I long ago learnt that people are so bogged down at Christmas by family obligation that the whole spirit is just lost, so I don’t fight it and I don’t hold any significance to specific days. I like to think of Christmas as a ‘period of time’ not one day.

This year i am spending Xmas day with just my SD18 and myself down at my family Christmas, while my SS14 and DH are spending it with him family. I know he wants me to be with him, but im actually looking forward to shaking it up this year. on Boxing Day i will be with my Best friend and her family, with my DH and both step kids. The rest of the family(ies) i will see before or after - no pressure Smile

Spend it with your kids and not your DH – do what will make you happy and don’t feel guilty about it. If he carries on, block him out at Xmas – he will get over it! If you can truly free disengage from everyone else’s expectations at Christmas it is a wonderful time of year!

Happycamper's picture

Well tonight I told him that I've been thinking all day and wanted to give him the option to stay home rather than go with me and be sad.

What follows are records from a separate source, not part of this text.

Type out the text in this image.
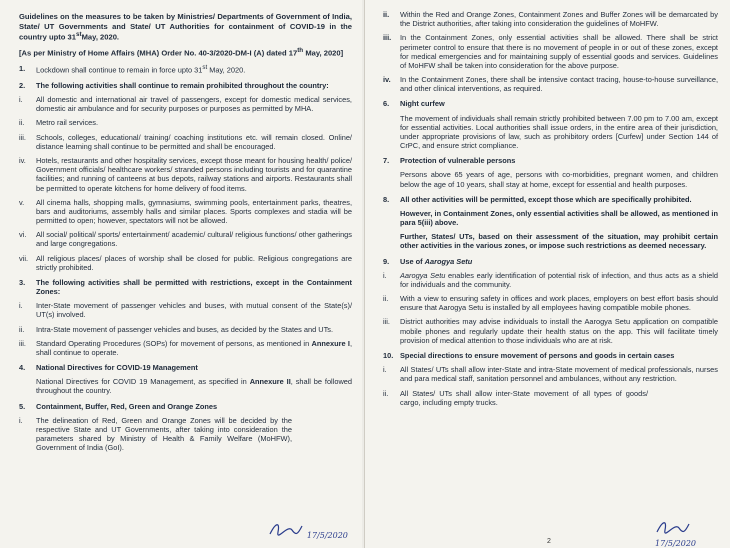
Guidelines on the measures to be taken by Ministries/ Departments of Government of India, State/ UT Governments and State/ UT Authorities for containment of COVID-19 in the country upto 31stMay, 2020.

[As per Ministry of Home Affairs (MHA) Order No. 40-3/2020-DM-I (A) dated 17th May, 2020]

1.	Lockdown shall continue to remain in force upto 31st May, 2020.

2.	The following activities shall continue to remain prohibited throughout the country:

i.	All domestic and international air travel of passengers, except for domestic medical services, domestic air ambulance and for security purposes or purposes as permitted by MHA.

ii.	Metro rail services.

iii.	Schools, colleges, educational/ training/ coaching institutions etc. will remain closed. Online/ distance learning shall continue to be permitted and shall be encouraged.

iv.	Hotels, restaurants and other hospitality services, except those meant for housing health/ police/ Government officials/ healthcare workers/ stranded persons including tourists and for quarantine facilities; and running of canteens at bus depots, railway stations and airports. Restaurants shall be permitted to operate kitchens for home delivery of food items.

v.	All cinema halls, shopping malls, gymnasiums, swimming pools, entertainment parks, theatres, bars and auditoriums, assembly halls and similar places. Sports complexes and stadia will be permitted to open; however, spectators will not be allowed.

vi.	All social/ political/ sports/ entertainment/ academic/ cultural/ religious functions/ other gatherings and large congregations.

vii.	All religious places/ places of worship shall be closed for public. Religious congregations are strictly prohibited.

3.	The following activities shall be permitted with restrictions, except in the Containment Zones:

i.	Inter-State movement of passenger vehicles and buses, with mutual consent of the State(s)/ UT(s) involved.

ii.	Intra-State movement of passenger vehicles and buses, as decided by the States and UTs.

iii.	Standard Operating Procedures (SOPs) for movement of persons, as mentioned in Annexure I, shall continue to operate.

4.	National Directives for COVID-19 Management

National Directives for COVID 19 Management, as specified in Annexure II, shall be followed throughout the country.

5.	Containment, Buffer, Red, Green and Orange Zones

i.	The delineation of Red, Green and Orange Zones will be decided by the respective State and UT Governments, after taking into consideration the parameters shared by Ministry of Health & Family Welfare (MoHFW), Government of India (GoI).

17/5/2020
ii.	Within the Red and Orange Zones, Containment Zones and Buffer Zones will be demarcated by the District authorities, after taking into consideration the guidelines of MoHFW.

iii.	In the Containment Zones, only essential activities shall be allowed. There shall be strict perimeter control to ensure that there is no movement of people in or out of these zones, except for medical emergencies and for maintaining supply of essential goods and services. Guidelines of MoHFW shall be taken into consideration for the above purpose.

iv.	In the Containment Zones, there shall be intensive contact tracing, house-to-house surveillance, and other clinical interventions, as required.

6.	Night curfew

The movement of individuals shall remain strictly prohibited between 7.00 pm to 7.00 am, except for essential activities. Local authorities shall issue orders, in the entire area of their jurisdiction, under appropriate provisions of law, such as prohibitory orders [Curfew] under Section 144 of CrPC, and ensure strict compliance.

7.	Protection of vulnerable persons

Persons above 65 years of age, persons with co-morbidities, pregnant women, and children below the age of 10 years, shall stay at home, except for essential and health purposes.

8.	All other activities will be permitted, except those which are specifically prohibited.

However, in Containment Zones, only essential activities shall be allowed, as mentioned in para 5(iii) above.

Further, States/ UTs, based on their assessment of the situation, may prohibit certain other activities in the various zones, or impose such restrictions as deemed necessary.

9.	Use of Aarogya Setu

i.	Aarogya Setu enables early identification of potential risk of infection, and thus acts as a shield for individuals and the community.

ii.	With a view to ensuring safety in offices and work places, employers on best effort basis should ensure that Aarogya Setu is installed by all employees having compatible mobile phones.

iii.	District authorities may advise individuals to install the Aarogya Setu application on compatible mobile phones and regularly update their health status on the app. This will facilitate timely provision of medical attention to those individuals who are at risk.

10. Special directions to ensure movement of persons and goods in certain cases

i.	All States/ UTs shall allow inter-State and intra-State movement of medical professionals, nurses and para medical staff, sanitation personnel and ambulances, without any restriction.

ii.	All States/ UTs shall allow inter-State movement of all types of goods/ cargo, including empty trucks.

2	17/5/2020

At first he refused to talk about it. I didn't think that was fair. I said it shouldn't be a hard decision. Just go with what you want. Then he gets into saying this is a trap. He thinks I'm trapping him to see what he would answer. Trust me. I think you should be with your spouse for the holidays. That's why I thought long and hard before this. I'm just tired of giving up my family. Yeah they aren't perfect and we all get on each other's nerves but it's my family! My mom is 80 and I don't know how much longer she will be around. He doesn't seem to think I get sad because I used to cry about it but now I'm more guarded of my heart and don't outright show my emotions.